1. Field
Example embodiments relate to multi-energy radiation detectors capable of detecting radiation of different energy bands from each other and/or performing imaging processes. Example embodiments also relate to methods of manufacturing multi-energy radiation detectors.
2. Description of Related Art
Radiations such as X-rays or γ-rays (gamma-rays) are highly transmissive, and thus inside of an object may be observed by using the radiation. Due to the above property, radiation has important uses in fields such as non-destructive inspection and medical treatment. Transmission amounts of radiation may vary depending on the density or densities of the object, and the inside of the object may be imaged by measuring difference between the transmission amounts.

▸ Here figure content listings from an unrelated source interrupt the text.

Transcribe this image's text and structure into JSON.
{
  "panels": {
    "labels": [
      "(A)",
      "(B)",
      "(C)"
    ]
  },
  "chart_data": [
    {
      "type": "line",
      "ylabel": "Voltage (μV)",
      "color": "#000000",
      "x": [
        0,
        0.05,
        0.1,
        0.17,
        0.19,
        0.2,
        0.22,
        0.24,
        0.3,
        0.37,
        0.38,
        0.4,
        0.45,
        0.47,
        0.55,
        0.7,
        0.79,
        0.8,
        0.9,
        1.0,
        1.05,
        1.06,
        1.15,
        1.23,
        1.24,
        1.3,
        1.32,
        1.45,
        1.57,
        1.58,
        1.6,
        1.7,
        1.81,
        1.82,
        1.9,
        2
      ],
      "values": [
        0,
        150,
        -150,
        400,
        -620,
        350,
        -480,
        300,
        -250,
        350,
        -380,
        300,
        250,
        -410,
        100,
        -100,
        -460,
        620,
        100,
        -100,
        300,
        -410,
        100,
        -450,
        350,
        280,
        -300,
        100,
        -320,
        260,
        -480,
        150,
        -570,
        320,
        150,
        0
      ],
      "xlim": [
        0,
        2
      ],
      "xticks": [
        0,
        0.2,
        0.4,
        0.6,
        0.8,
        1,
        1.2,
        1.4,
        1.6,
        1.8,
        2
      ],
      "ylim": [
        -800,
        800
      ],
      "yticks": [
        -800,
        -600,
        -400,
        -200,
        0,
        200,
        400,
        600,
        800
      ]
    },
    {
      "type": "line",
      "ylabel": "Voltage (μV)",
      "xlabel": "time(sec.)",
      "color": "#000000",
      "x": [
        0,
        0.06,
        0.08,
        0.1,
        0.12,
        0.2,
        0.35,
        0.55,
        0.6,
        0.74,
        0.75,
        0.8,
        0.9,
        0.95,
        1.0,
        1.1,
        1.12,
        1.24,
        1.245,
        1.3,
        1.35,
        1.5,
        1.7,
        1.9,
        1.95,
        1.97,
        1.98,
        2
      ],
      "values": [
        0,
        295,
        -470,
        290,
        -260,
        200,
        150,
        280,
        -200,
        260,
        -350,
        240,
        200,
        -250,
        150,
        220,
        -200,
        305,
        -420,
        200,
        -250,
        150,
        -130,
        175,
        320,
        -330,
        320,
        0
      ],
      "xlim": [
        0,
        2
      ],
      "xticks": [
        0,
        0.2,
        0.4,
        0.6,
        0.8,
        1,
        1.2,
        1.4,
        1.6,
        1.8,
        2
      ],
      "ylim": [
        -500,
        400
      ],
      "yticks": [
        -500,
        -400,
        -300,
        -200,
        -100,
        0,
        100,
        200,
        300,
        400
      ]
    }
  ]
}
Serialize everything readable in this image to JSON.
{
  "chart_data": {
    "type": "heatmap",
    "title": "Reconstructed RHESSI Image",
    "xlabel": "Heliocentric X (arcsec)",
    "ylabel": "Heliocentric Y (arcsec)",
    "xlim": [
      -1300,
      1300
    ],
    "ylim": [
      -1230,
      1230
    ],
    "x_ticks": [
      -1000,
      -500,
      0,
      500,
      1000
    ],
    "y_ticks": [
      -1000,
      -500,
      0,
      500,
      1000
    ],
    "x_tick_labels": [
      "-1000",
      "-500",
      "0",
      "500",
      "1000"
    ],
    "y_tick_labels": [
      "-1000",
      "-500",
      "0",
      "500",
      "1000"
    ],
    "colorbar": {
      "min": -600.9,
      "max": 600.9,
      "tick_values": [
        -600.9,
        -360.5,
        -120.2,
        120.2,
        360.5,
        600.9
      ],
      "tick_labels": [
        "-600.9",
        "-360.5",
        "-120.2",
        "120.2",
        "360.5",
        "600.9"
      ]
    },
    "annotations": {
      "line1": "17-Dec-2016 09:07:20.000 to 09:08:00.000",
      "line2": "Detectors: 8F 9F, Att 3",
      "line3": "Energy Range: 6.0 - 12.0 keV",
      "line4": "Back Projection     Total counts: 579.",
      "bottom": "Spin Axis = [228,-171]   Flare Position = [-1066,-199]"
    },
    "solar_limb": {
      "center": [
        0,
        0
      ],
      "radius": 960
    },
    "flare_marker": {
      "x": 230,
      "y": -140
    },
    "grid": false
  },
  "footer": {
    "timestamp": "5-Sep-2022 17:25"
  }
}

Many radiation imaging systems are used regardless of the energy of radiation irradiated to a detector. However, if radiation images of different energy bands are separately obtained and imaging processes are performed, objects having different degrees of absorption, reflection, and refraction of the radiation may be distinguished from each other. Tissues of different components, such as a general tissue and cancer tissue or hard tissue and soft tissue, may be distinguished from each other and may be imaged by using a multi-energy radiation imaging technology that is capable of obtaining images of different energy bands. In order to perform the multi-energy radiation imaging, X-rays of different energies may be used with a filter in an X-ray source or a photon counting method may be used in a detector. However, according to methods of using the filter on the X-ray source, X-rays have to be irradiated a plurality of times to the same object, and thus the image may be distorted due to fine movements of the object, and radiation amounts of the object may be increased. In addition, according to the photon counting method, a complex digital/analog circuit is necessary, and thus it is difficult to obtain a large-sized detector.